Abstract

N-LINKED GLYCOSYLATION AND CHARGE VARIANT ANALYSIS OF BIOSIMILAR ANTI HER2 ANTIBODY IN TREATMENT OF BREAST CANCER

Pratik R. Gajjar*, Dasharath M. Patel, Amar K. Shrivastava, Umesh S. Shaligram, Noelle Sunstrom

Abstract

Glycosylation moiety and charge variants both are playing important role in biological activity of Anti HER2 antibody. The binding affinity of the mAb molecule always depends upon the glycosylation pattern. However the variation in glycan profile may affect the biological activity which further promotes the subsequent mechanism in ADCC as well as CDC activities, the terminal galactosylation and afucosylation of glycan residues effect on CDC and ADCC activity.

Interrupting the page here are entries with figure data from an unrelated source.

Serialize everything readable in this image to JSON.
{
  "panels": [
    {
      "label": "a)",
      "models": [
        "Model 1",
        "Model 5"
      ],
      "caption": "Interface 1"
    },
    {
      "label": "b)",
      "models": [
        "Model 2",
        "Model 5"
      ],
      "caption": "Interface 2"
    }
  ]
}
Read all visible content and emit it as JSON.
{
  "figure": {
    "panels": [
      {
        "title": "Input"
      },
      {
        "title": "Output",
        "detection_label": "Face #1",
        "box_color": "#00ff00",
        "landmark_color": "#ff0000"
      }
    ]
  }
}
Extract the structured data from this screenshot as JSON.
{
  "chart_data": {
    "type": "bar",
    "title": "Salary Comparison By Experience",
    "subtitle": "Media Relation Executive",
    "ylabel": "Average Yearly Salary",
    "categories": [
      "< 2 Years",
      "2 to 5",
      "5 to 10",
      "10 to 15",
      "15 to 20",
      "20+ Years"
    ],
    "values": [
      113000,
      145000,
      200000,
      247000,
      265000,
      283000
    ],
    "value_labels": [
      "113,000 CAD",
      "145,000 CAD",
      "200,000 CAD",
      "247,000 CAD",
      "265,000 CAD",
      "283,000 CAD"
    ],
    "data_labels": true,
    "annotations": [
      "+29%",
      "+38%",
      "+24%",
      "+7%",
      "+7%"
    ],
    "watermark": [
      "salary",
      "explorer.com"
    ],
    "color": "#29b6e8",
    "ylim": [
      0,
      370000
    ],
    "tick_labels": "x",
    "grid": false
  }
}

Therefore, the evaluation of glycan profile was carried out by Rapid PNGaseF digestion followed by UHPLC analysis. Mostly G0, G0F, Man5, G1Fa, G1Fb, G2 and G2F residue were found in the Anti-HER2 molecule. Further, each glycan was identified based on its retention time of standard glycans library and a comparison was made with respect to originator HERCLON®. Based on the results the molecule containing predominant residues was identified and also demonstrated their role in vivo biological activity. The charge variant analysis was equally important to demonstrate the quality of the Anti-HER2 antibody. Acidic variant, main (HC-K0) and basic variants (K1, K2) were determined by cation exchange chromatography (CEX) and percentage of all variants were evaluated based on separation on Protein Pak SP column in UHPLC system. The comparisons was carried out based on response of reference peaks under identical condition and the percentage of acidic, main and basic variants was determined. Our results showed that the high degree of similarity in glycan profiling and charge variants of biosimilar Anti-HER2 antibody with respect to the innovator product may ensure in comparable biological activity.

Keywords: Biosimilar, N-glycosylation, Charge variants, Anti-HER2 antibody.